I’m about to turn 40 and am afraid I’m blowing my life up in some sort of mid life crisis.
I am moving to the other side of the country, to be closer to my mom and dad, who are 77 and 81, and my brother and his family.
I decided this was a good idea because:
- I will get to enjoy more time with my parents while they are in good health.
- I will spend less time alone.
- I will have a fresh start at work (just fancied a change).
- I will have the chance to build a better social life (currently limited as very rural).
- I will be able to buy a nicer house (more affordable and more options).
- Spirit of adventure - just feeling life had got a bit predictable and samey.

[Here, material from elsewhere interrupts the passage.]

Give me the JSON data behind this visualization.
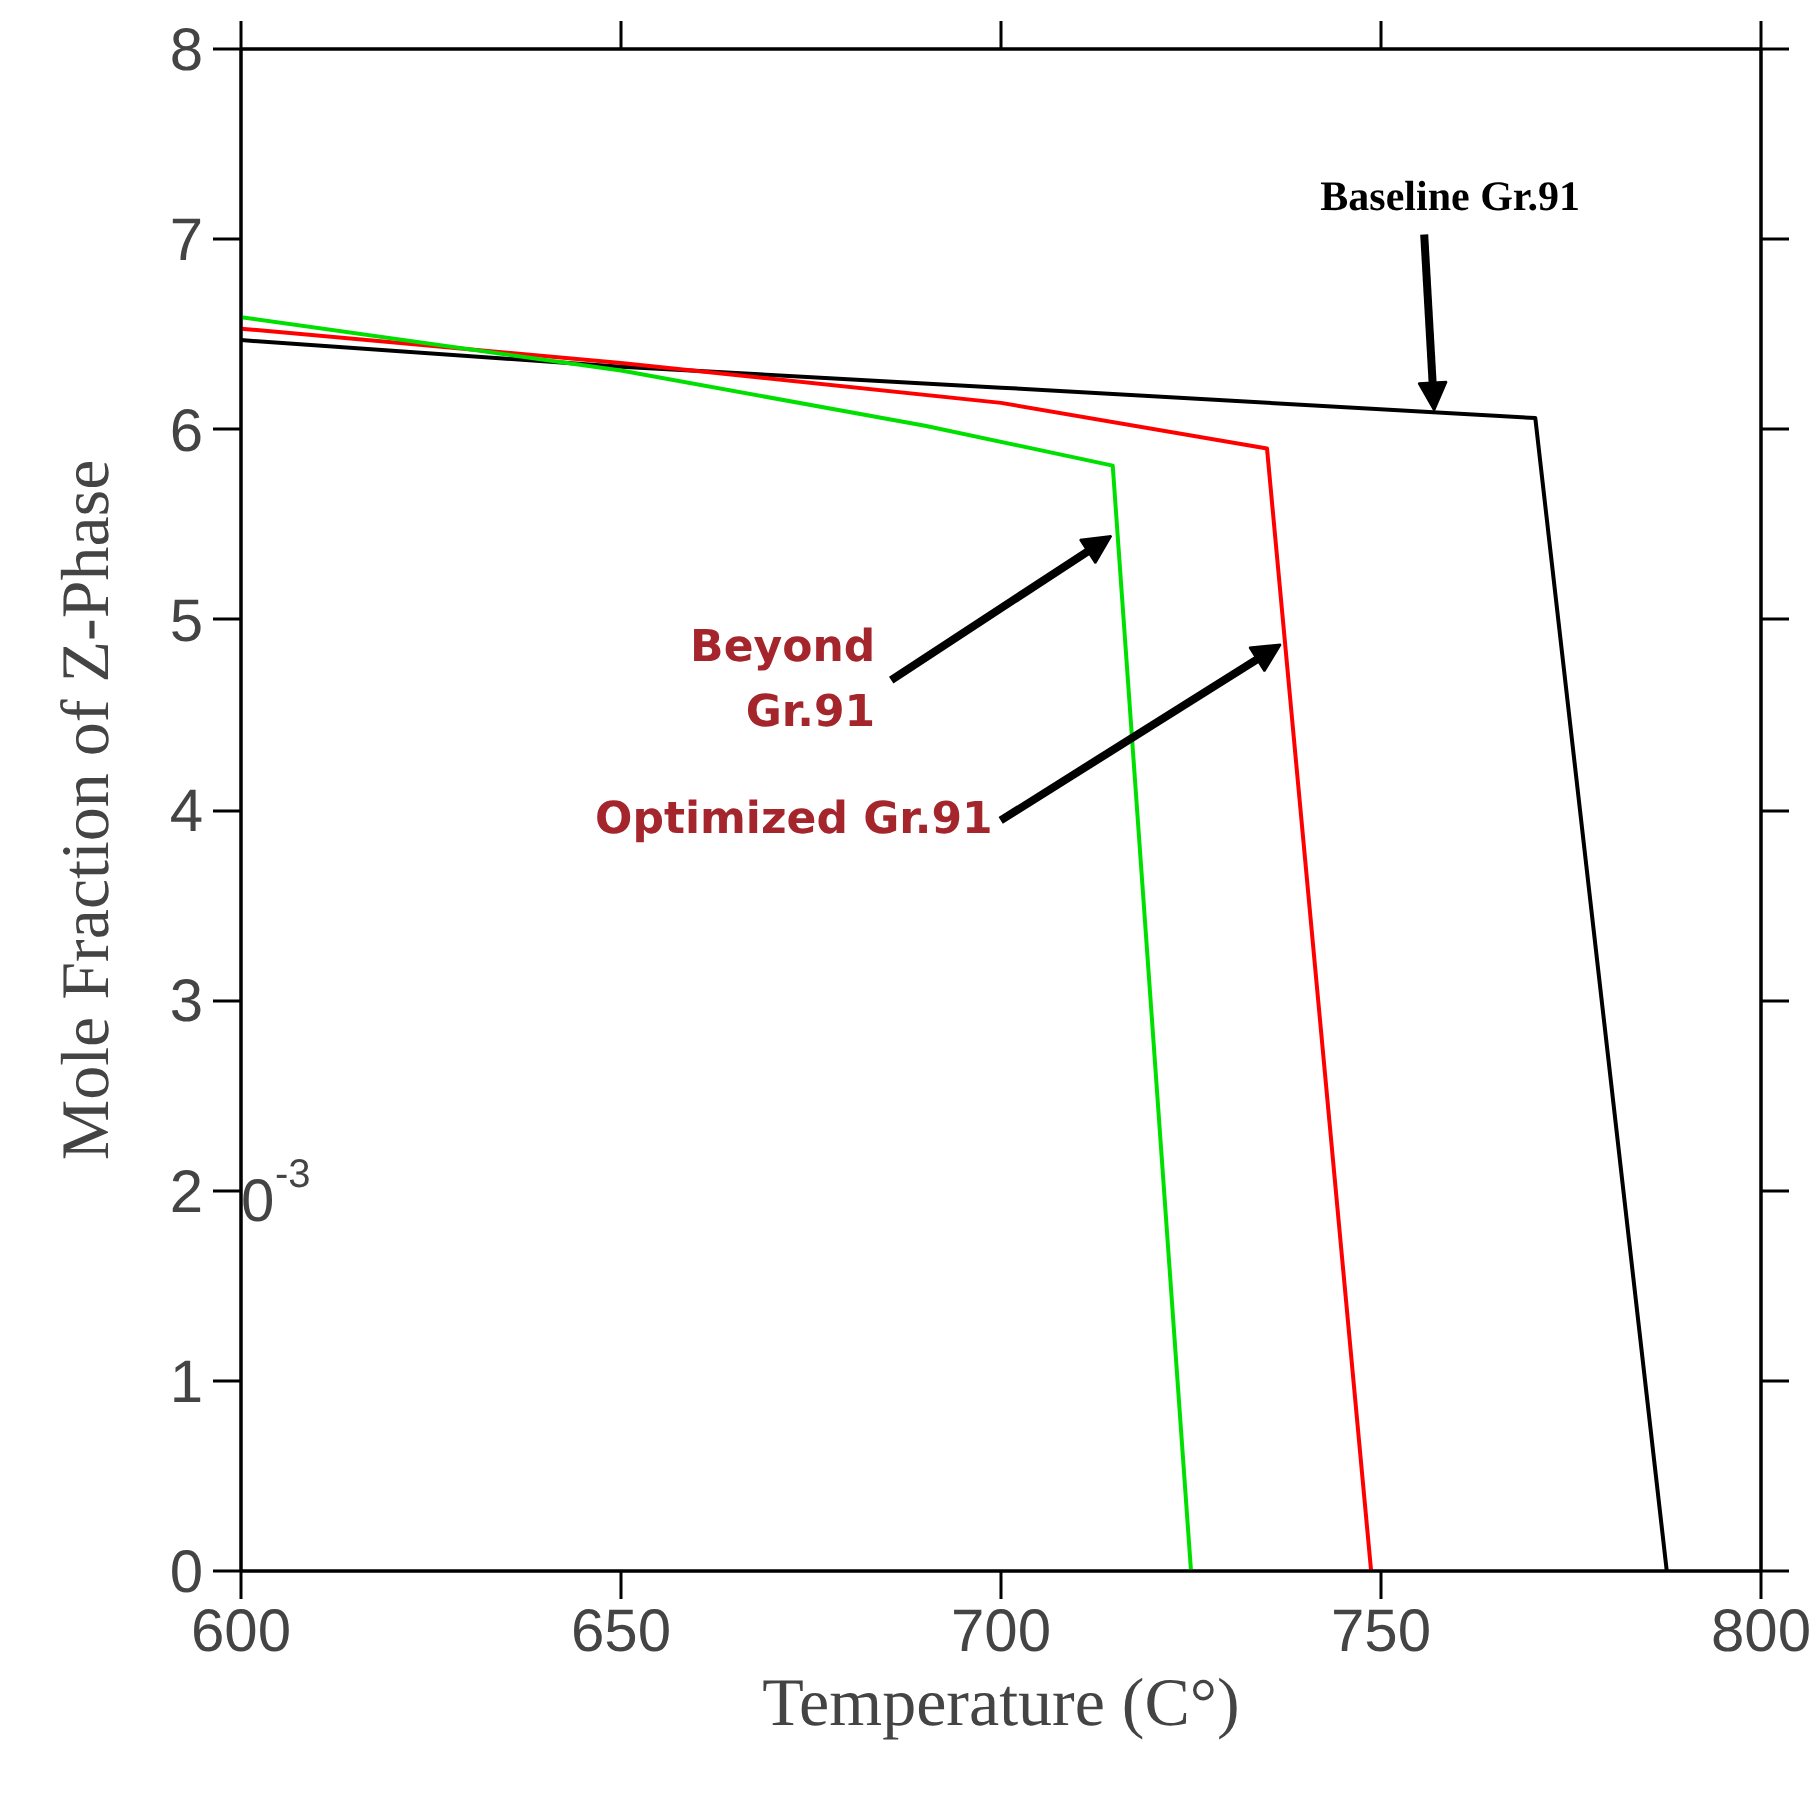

BUT, now the time to move is getting closer, I am starting to feel that I am destroying the life I have painstakingly built for no reason in a monumental act of self sabotage. I love my job and am good at it! I have lovely colleagues who are also friends! I could have a better social life if I was more proactive. There is nothing whatever wrong with my house, it is not perfect, but it’s in a lovely area, nice neighbours and it would be so much easier and cheaper to stay put. It has taken me 10 years to put down roots here and reach the place I’m in today. And all for what? I’m about to throw it all away.
I am just in a spin. Everyone is saying how much they will miss me and being so nice to me, I’m appreciating all that I enjoy about my job and colleagues and I’m starting to feel like I am a fool to walk away from it all.
ARGH!! Anyone ever done anything like this or have any words of wisdom😞?